Мосгаз — страница 33 из 80

Бумаги отсылались в партком, который и должен был окончательно решить, кому значок, а кому фигу с маслом. И если значок, то какой. Поручили этот последний дележ возглавить Геббельсу. Нельзя въедливым математикам поручать такие дела — тут нужно вдохновение и отстраненность, а этого всего, также как и чувства юмора, у Геббельса не было. А была только верность собственной карьере.

Взволнованный Геббельс прибыл на заседание партийной комиссии по распределению значков. Никогда до этого он не был в центре внимания такого большого количества влиятельных людей. Он хотел как лучше. Искренне хотел справедливо распределить значки. Даже идиот знает, что это невозможно. Что бредовая идея может быть только еще более бредово воплощена. Геббельс этого не знал и пытался применять в распределении значков научные критерии. Разработал систему положительных и отрицательных баллов. Которые должен был получить каждый кандидат на значок. Например, если кандидат — профессор, то он получает тридцать баллов, если при этом член партии — то еще тридцать, но если на него наложено в последний год партийное взыскание, то он штрафуется десятью отрицательными баллами… Геббельс и его команда проделали все это с шестью тысячами кандидатур. С помощью компьютера, конечно. Напечатали списки. Геббельс приволок их на заседание и не без гордости выложил на стол. Больше всех баллов получил ректор университета. Меньше всех — проворовавшаяся мойщица посуды в университетской столовой.

Члены комиссии были неприятно удивлены. Они хотели распределять все тоталитарно-волюнтарно, а этот чертов математик придумал какие-то баллы. Начались прения. Участникам заседания было наплевать на всю математическую дребедень — им нужно было добиться, чтобы их люди получили значки, а не их — не получили. Начались споры и угрозы. Сговоры и измены. Мужчины переходили на крик, женщины — на визг. Старший преподаватель марксистско-ленинской философии Кислица периодически ябедничала комиссии: а она живет с ним!

На это ей отвечали мужчины:

— А вы, что, завидуете?

И гоготали. Все это продолжалось четверо суток. Почти без перерывов.
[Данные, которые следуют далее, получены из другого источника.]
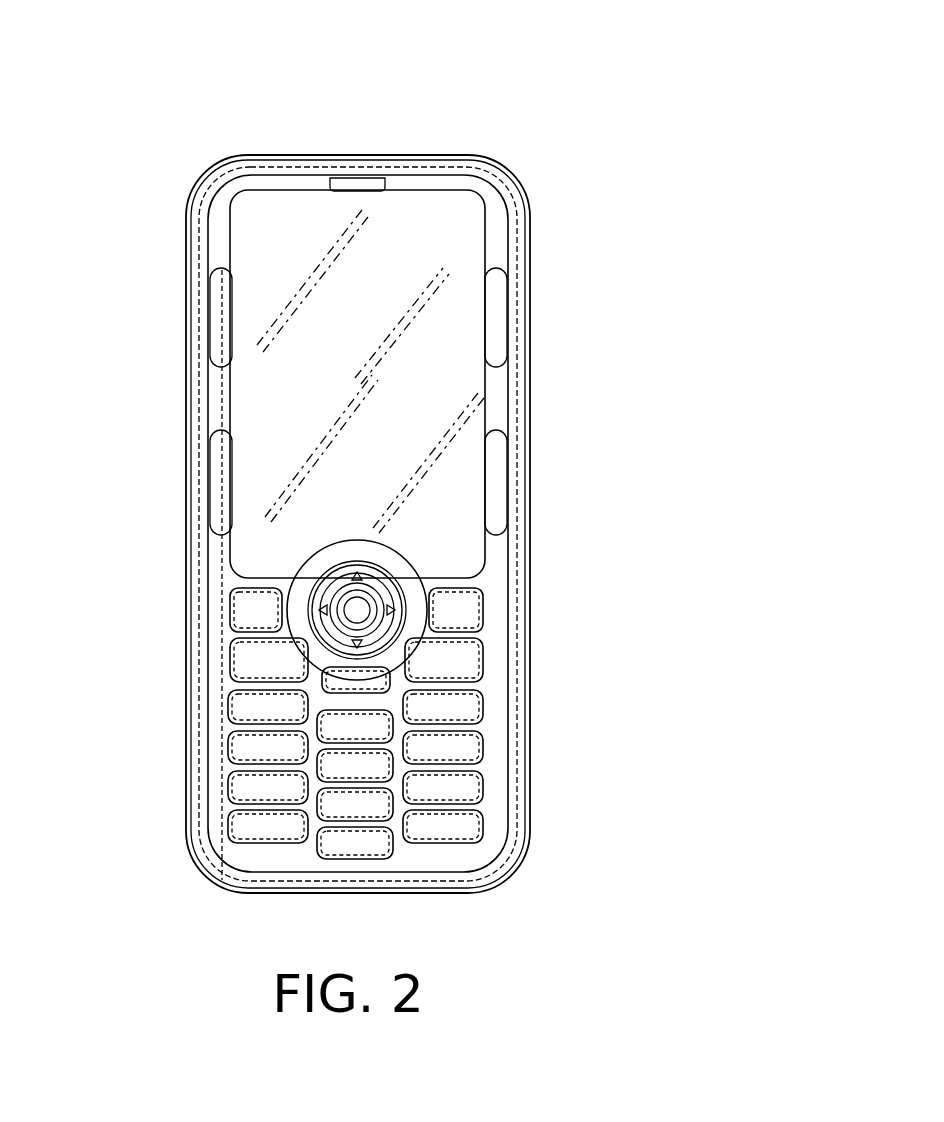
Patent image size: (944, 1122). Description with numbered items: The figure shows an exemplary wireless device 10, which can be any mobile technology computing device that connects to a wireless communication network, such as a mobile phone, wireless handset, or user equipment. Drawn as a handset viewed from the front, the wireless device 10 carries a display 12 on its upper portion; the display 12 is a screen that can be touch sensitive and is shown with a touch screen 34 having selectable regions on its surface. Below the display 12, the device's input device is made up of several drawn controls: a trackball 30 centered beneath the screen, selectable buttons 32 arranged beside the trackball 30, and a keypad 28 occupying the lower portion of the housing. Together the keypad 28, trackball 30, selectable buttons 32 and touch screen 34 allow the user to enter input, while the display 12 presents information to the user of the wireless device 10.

The wireless device 10 is at (263, 98).
The display 12 is at (440, 263).
The touch screen 34 is at (437, 425).
The keypad 28 is at (455, 712).
The trackball 30 is at (362, 610).
The selectable buttons 32 is at (250, 610).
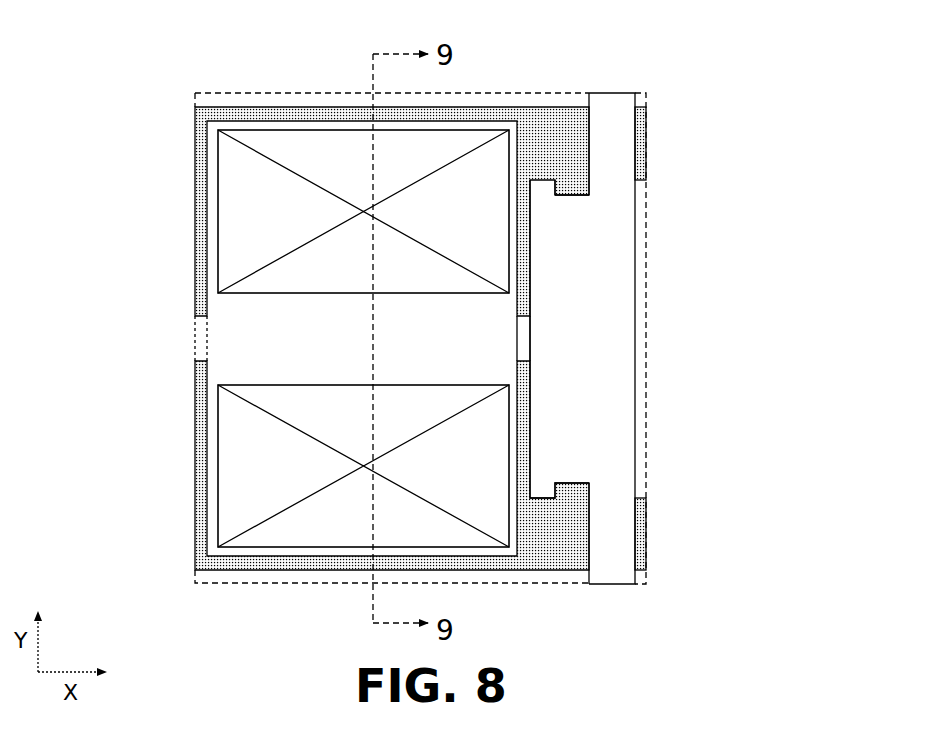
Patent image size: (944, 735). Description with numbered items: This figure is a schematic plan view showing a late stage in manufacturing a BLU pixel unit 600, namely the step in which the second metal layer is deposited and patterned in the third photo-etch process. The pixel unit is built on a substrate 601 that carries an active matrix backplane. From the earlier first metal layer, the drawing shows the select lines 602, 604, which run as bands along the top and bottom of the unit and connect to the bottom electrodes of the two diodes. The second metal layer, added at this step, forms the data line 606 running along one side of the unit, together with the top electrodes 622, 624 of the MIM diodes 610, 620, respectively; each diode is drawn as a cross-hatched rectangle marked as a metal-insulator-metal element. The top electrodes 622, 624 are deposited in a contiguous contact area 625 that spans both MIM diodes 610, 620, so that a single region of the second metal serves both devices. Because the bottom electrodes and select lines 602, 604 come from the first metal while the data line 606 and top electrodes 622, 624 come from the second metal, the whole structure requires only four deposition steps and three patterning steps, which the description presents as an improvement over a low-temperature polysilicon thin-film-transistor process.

The BLU pixel unit 600 is at (714, 122).
The substrate 601 is at (517, 103).
The select line 602 is at (337, 112).
The select line 604 is at (338, 563).
The data line 606 is at (610, 288).
The MIM diode 610 is at (178, 247).
The MIM diode 620 is at (179, 531).
The top electrode 622 is at (238, 201).
The top electrode 624 is at (235, 445).
The contact area 625 is at (218, 342).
В конце четвертого дня Геббельс сошел с ума. В клиническом смысле слова. Его к тому времени уже никто не слушал, все спорили, а когда он пытался что-то вставить — только махали на него рукой. Мол, заткнись, математик гребаный.

Геббельс вдруг громко и истошно закричал, подбежал к картонным ящикам, стоящим рядом с большим круглым столом, за которым сидели спорящие, погрузил обе руки в ГРУДУ золотых значков. Потом бросил их вверх наподобие фейерверка. Безумными глазами посмотрел на их полет. После того как значки упали на пол, принялся яростно затаптывать их ногами. При этом повторял:

— Она живет с ним, она живет с ним…

Его связали. Увезли в дурдом. Оттуда он не вернулся. Умер там от инсульта. Было ему всего тридцать восемь лет. А комиссия, состоящая из старых партийных зубров, заседала еще два дня. И никто не умер.

Где теперь валяются эти значки? Один я купил на память за доллар на Арбате. Спросил у продавца:

— Это что, медаль или орден?

Тот ответил:

— Да нет. Это просто значок… к юбилею какому-то выпустили. Дешёвка.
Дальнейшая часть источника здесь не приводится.